Part 3 covers trading system design, but with a perspective that inverts conventional priorities. Tharp argues that setups (the patterns or signals that trigger trade consideration) are far less important than most traders believe, constituting only about 10% of system performance. Entry methods receive brief treatment, while exits -- both initial stop-losses and profit-taking exits -- are identified as the primary determinant of system profitability. The concept of R-multiples (expressing all trade outcomes as multiples of the initial risk unit) provides a universal metric for evaluating trades across different instruments, timeframes, and strategies. Tharp identifies six keys to a great trading system: a positive expectancy, sufficient opportunity, low-cost execution, a fit with the trader's personality, a match with the current market type, and sufficient simplicity to maintain discipline.

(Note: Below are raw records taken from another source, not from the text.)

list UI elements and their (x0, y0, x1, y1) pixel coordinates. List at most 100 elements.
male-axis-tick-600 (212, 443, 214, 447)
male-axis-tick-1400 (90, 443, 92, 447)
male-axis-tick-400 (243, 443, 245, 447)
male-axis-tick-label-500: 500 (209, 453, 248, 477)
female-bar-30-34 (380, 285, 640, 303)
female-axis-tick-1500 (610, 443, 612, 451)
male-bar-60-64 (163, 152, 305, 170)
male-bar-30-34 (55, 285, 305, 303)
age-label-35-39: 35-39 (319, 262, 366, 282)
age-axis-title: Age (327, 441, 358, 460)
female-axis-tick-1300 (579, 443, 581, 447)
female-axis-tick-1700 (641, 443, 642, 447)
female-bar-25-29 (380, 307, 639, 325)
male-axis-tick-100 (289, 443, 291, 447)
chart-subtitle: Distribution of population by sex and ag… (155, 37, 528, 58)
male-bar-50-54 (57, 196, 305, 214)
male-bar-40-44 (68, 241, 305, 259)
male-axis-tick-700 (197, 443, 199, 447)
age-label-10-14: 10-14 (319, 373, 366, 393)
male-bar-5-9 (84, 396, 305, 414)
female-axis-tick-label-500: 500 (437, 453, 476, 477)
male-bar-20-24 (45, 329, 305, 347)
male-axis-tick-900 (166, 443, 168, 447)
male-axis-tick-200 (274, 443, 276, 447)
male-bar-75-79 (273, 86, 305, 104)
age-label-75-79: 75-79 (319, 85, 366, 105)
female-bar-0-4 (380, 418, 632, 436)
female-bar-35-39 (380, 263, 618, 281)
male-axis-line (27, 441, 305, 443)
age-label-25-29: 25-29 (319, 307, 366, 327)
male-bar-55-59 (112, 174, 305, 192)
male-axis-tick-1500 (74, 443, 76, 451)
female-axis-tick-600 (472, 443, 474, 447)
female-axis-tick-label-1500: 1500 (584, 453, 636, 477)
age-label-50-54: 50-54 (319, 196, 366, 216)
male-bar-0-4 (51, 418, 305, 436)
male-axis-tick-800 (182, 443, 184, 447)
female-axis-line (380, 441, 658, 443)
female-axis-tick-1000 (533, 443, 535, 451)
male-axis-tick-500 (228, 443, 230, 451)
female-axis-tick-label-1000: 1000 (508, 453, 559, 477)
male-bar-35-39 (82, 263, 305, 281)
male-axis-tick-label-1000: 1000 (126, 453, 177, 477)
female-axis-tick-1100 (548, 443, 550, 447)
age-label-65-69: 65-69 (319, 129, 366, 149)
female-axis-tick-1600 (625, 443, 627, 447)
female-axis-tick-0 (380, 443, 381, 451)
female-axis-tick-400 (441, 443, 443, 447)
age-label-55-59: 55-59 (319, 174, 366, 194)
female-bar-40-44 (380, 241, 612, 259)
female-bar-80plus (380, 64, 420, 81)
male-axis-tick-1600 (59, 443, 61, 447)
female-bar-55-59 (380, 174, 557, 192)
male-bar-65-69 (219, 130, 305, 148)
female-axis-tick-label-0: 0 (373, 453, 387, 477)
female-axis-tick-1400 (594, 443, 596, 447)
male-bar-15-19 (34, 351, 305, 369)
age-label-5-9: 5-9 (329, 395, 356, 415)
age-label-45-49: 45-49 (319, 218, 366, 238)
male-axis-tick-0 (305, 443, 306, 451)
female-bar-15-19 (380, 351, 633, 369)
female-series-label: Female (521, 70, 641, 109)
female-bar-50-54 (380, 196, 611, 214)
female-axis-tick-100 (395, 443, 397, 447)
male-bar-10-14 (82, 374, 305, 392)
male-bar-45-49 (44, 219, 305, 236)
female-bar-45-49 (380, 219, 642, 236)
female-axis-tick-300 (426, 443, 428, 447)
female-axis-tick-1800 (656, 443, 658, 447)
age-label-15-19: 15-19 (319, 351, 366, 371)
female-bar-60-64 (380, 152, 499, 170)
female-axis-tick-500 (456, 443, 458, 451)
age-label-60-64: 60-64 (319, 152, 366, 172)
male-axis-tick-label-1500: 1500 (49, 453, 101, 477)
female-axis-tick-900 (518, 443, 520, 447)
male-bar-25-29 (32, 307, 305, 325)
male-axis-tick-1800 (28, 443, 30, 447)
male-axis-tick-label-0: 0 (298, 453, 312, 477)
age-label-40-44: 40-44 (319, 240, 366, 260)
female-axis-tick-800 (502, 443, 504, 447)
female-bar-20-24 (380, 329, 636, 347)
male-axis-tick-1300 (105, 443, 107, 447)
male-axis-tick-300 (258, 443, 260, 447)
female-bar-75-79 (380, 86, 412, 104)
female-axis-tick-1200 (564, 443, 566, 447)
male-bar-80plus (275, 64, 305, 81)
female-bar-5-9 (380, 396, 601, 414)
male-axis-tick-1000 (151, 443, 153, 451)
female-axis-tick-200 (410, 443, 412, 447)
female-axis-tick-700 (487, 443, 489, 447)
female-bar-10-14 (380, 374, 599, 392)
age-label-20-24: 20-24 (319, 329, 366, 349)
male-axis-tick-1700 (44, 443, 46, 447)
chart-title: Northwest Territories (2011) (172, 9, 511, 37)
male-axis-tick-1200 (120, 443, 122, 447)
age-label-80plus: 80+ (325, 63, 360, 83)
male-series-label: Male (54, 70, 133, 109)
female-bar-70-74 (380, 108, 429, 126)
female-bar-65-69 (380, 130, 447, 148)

Part 4 addresses position sizing -- which Tharp considers approximately 30% of trading success and the most underappreciated factor in determining outcomes. The CPR model (Continuous Percentage Risk) provides a foundational framework, with variations including fixed fractional, fixed ratio, percent volatility, and Kelly criterion approaches. Tharp demonstrates through simulation that position sizing strategy -- not system design -- is the primary determinant of whether a trader meets, exceeds, or falls short of their objectives. The treatment of equity models (total equity, core equity, reduced total equity) and their interaction with position sizing algorithms is technically rigorous.
Part 5 collects additional performance optimization insights: maintaining simplicity, understanding the Holy Grail of trading (a positive-expectancy system traded with appropriate position sizing), avoiding predictions, cataloguing and preventing mistakes versus self-sabotage (which Tharp distinguishes as separate phenomena), and maintaining fundamental awareness even as a technical trader.